Li Changjiang, der Chef der chinesischen Qualitätskontrolle, sagte am vergangenen Sonntag, dass die wachsende Sorge in Europa über die Sicherheit von chinesischen Produkten nur ein Vorwand für die Abschottung der eigenen Märkte sei.
Zu den kritischen Äußerungen aus China ist die Meinung des EU-Handelskommissars Peter Mandelson jedoch klar. „Die Behauptung, dass die Maßnahmen der europäischen Unternehmen gegen giftige Ware aus China politisch motiviert seien und Vorurteile offenbarten, sind absolut falsch“, sagte Mandelson.
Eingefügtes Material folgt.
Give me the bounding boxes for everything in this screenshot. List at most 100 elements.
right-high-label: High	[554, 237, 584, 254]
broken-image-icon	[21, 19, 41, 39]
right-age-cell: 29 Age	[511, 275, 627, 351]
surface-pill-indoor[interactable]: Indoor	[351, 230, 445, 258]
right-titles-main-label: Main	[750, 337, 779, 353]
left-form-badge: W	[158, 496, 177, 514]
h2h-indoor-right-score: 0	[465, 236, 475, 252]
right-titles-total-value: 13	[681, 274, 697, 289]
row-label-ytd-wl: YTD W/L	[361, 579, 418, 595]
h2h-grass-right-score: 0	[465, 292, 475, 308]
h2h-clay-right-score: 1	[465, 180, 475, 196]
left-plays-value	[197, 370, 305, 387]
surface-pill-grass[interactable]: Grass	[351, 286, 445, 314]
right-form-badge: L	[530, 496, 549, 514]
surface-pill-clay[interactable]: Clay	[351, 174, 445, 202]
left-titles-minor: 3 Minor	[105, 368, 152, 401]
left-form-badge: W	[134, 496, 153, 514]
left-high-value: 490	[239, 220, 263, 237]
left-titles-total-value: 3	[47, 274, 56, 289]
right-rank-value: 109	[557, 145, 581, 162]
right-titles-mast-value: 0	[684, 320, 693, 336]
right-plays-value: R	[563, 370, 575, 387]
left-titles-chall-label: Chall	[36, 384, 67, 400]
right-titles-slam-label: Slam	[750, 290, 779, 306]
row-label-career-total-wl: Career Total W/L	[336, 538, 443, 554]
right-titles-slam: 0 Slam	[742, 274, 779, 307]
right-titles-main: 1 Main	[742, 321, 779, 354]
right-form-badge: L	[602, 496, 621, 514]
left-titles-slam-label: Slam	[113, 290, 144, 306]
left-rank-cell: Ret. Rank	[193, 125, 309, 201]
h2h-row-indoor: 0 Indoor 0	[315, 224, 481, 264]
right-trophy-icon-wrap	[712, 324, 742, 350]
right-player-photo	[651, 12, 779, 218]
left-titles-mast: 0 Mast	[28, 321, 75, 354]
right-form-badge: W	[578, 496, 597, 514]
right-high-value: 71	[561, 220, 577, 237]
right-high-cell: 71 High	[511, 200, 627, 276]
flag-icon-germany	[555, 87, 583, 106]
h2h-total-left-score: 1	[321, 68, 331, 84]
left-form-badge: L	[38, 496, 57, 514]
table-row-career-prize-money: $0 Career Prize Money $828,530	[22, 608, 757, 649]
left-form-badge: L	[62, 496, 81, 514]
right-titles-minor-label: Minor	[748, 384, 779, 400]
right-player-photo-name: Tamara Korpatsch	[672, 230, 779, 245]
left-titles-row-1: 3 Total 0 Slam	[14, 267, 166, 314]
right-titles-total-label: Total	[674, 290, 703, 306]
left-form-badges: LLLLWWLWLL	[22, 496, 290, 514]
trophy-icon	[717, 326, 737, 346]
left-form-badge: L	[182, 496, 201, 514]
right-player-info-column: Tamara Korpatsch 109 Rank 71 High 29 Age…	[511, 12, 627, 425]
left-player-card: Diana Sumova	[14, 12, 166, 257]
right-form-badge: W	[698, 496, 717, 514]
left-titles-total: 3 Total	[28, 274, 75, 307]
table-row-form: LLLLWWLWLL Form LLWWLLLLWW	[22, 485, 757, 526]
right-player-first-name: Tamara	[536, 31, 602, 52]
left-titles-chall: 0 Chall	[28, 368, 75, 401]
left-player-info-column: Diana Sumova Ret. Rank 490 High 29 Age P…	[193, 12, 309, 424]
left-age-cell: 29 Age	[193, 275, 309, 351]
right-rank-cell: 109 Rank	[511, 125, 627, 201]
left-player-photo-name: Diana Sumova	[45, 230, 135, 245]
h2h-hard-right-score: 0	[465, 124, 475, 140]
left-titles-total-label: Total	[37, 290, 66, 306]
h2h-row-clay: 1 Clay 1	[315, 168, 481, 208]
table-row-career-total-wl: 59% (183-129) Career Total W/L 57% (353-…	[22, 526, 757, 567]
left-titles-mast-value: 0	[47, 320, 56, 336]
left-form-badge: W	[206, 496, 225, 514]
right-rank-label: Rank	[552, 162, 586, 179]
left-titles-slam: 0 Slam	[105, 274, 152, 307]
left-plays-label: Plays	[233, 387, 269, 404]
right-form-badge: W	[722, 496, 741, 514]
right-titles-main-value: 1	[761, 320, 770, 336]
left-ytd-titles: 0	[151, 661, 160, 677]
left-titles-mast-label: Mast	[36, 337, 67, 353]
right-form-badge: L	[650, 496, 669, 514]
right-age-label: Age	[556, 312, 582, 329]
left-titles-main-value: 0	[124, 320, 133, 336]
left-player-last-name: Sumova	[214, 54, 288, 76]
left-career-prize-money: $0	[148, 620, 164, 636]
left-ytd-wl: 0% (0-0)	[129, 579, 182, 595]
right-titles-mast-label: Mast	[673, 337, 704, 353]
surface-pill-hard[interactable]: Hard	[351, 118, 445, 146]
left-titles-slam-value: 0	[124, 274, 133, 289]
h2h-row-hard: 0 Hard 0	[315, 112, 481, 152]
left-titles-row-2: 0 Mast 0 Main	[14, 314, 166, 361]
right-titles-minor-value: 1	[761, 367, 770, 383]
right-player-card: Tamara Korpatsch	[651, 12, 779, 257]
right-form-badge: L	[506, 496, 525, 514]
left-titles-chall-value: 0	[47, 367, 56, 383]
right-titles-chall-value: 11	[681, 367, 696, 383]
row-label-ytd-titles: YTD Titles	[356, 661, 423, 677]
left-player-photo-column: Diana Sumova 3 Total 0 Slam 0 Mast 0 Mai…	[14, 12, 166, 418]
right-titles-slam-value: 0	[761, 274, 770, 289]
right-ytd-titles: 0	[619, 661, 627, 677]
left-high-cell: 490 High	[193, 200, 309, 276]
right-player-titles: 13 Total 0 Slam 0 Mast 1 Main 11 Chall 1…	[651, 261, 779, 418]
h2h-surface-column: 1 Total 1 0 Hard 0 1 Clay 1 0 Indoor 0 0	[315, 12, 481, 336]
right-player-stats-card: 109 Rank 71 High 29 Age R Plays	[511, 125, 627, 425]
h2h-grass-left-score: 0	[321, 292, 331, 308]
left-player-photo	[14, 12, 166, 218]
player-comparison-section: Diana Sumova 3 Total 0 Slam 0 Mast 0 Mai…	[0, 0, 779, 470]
Auch in Deutschland wurden in der vergangenen Woche vorsorglich Spielwaren sowie Baby-Lätzchen aus dem Handel genommen, weil sie in den USA wegen zu hoher Bleiwerte als lebensgefährlich für Kinder eingestuft wurden. Seit Juni dieses Jahres mussten weltweit bereits von China hergestellte Tierfutter, Kinderzahnpaste, Meeresfrüchte, Reifen und – besonders erschreckend – Arzneimittel aus den Regalen entfernt werden.
Angaben des TÜV Süd zufolge stammt jedes zweite mangelhafte Produkt in Deutschland aus China. Im vergangenen Jahr hätten die Mängel bei importierten Spielwaren, elektronischen Geräten und Werkzeugen weiter stark zugenommen, sagte TÜV-Süd-Geschäftsführer Joachim Birnthaler der „Süddeutschen Zeitung“. Damit habe sich der Trend der vergangenen Jahre fortgesetzt.